In other projects, Dougherty reported that:

• Public Works employees worked on stabilization of Montgomery Ditch just south of Eighth Street. Water running through the ditch was eroding the stream bed, so Public Works employees dug out the side of the stream bed, installed a concrete footing, then installed a concrete retaining wall, and then resolved the top of the soil back down to the wall.

“This will prevent the erosion for a long period of time,” Dougherty said. Cost of material and labor was about $37,000 from storm water money.

The city’s Service Division did some similar work further down the ditch, between Fifth and Sixth streets.

“That’s a very poorly designed drainage area,” Dougherty said. “We’ve taken some good steps to get it fixed up.”

• The new play feature was installed in time for the opening of the city swimming pool.

“I hear it’s a big hit,” Dougherty said. “People like it.”

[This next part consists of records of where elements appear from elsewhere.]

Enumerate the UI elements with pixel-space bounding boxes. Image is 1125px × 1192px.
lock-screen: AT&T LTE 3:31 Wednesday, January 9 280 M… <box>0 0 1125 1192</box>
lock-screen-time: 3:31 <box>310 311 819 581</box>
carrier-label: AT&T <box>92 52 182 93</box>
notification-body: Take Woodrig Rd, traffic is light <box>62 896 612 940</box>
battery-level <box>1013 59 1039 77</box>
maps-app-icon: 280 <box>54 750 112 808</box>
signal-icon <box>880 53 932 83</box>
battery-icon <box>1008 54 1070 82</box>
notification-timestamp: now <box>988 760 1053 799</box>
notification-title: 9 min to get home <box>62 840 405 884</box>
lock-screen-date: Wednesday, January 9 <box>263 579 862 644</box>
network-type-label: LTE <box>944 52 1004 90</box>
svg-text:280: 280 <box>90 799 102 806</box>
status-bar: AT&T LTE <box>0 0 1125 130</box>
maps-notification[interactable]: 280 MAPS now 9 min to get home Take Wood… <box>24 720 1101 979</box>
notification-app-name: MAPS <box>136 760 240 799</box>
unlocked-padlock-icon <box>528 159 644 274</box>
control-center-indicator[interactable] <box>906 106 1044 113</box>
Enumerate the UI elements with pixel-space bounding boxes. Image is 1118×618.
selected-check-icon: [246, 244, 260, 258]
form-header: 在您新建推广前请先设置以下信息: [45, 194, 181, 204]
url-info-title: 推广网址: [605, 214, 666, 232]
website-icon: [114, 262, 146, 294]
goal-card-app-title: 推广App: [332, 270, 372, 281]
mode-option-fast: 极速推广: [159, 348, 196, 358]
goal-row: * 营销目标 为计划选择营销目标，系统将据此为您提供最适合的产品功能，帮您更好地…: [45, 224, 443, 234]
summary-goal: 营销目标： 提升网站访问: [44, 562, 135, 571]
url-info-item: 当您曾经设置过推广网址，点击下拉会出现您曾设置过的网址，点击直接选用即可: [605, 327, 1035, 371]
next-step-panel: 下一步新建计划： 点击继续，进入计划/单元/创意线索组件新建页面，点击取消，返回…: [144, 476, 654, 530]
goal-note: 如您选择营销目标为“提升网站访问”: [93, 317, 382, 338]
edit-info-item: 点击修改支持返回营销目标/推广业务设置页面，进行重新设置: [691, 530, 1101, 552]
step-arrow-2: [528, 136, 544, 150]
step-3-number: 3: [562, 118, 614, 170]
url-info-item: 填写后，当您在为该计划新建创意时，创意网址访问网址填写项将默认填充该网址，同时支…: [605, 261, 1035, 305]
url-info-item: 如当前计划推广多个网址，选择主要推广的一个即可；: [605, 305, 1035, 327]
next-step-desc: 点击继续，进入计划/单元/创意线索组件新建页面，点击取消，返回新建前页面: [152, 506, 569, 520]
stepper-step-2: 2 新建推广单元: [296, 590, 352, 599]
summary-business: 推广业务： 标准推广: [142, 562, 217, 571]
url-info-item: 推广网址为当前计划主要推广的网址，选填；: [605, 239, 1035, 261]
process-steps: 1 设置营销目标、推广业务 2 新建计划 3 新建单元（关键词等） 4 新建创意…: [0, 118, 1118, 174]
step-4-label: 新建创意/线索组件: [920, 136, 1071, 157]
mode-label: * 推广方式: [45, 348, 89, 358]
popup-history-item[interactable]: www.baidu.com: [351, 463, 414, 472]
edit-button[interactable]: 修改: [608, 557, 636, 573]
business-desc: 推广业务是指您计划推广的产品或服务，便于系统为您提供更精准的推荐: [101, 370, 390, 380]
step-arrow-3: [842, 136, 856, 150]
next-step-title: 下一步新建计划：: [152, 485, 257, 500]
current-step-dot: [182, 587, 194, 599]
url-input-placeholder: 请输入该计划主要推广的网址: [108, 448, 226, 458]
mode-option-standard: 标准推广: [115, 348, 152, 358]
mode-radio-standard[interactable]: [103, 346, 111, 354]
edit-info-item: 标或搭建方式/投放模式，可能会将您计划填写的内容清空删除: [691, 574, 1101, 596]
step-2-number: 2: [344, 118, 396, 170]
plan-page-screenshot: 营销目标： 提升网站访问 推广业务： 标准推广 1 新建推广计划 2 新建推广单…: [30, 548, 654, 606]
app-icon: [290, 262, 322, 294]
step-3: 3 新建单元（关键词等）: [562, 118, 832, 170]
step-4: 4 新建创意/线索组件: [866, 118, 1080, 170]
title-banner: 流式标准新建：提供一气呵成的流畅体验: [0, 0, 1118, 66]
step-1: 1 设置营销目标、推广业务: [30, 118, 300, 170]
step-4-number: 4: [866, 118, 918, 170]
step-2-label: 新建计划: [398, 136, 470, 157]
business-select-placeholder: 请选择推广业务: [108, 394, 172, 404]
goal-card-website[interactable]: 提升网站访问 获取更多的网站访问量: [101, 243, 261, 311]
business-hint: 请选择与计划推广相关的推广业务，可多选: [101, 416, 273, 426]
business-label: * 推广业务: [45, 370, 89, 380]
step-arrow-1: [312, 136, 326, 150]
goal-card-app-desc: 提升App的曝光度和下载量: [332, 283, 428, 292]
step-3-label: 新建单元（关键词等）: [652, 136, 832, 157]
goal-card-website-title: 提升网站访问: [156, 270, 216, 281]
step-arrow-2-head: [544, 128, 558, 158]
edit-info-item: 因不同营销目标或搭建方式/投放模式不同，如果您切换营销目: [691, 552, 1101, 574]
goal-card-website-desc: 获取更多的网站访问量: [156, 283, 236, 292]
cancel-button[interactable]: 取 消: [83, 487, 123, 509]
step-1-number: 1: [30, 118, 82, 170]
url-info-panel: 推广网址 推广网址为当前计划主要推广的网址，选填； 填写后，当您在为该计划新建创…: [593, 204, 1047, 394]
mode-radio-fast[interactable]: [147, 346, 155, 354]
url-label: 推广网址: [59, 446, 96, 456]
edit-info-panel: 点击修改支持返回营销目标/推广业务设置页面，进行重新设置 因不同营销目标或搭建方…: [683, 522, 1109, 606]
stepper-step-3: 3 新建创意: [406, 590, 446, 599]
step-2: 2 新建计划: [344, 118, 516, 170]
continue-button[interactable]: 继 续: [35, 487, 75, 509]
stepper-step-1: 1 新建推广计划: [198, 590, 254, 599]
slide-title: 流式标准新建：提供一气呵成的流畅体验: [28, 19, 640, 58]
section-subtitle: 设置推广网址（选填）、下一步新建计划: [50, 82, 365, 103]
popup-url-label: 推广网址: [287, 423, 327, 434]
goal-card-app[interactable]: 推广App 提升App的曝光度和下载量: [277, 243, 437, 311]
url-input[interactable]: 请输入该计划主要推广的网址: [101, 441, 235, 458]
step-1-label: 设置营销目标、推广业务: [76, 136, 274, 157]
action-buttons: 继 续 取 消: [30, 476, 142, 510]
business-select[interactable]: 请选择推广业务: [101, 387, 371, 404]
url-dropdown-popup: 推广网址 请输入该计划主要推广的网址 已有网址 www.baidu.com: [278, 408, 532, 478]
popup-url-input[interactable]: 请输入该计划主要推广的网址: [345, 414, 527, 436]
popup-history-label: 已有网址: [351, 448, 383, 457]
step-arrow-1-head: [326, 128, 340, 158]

• Skate Park improvements, three new obstacles, have been completed at Aubel Bickle Park at 30th Street and Sherman Ave.

“I drove by the other day and I saw some kids doing dangerous things and enjoying it,” Dougherty said.

• Free mulch for the city was given away June 8 and continues to be available to anyone who wants to come and get it.

“We’d help load them up,” Dougherty said. “We’re going to continue this, and try to promote it to get people out there.”

• Progress on 41st Street east of Home Depot continues. With a project cost of $711,000, workers are just now finishing up the culverts under the road and are starting the roadway up on the west end, he said.

“Things are actually progressing pretty well there,” Dougherty said, “despite the rain.”

• 43rd Street repairs are nearing completion.

“They should be up and running by the end of this month,” Dougherty said. “I was up there the day before yesterday and it looks like they’re cutting expansion joints in some spots.” All that remains, he said, is clean up and punch work.

• Work on Ash, Elm and Fourth near Fort Hays State University is now underway, with waterline improvements done, and road work now beginning and Fort Hays making some changes to the parking.

“There’s a lot going on, so it’s best just to avoid the area,” Dougherty said.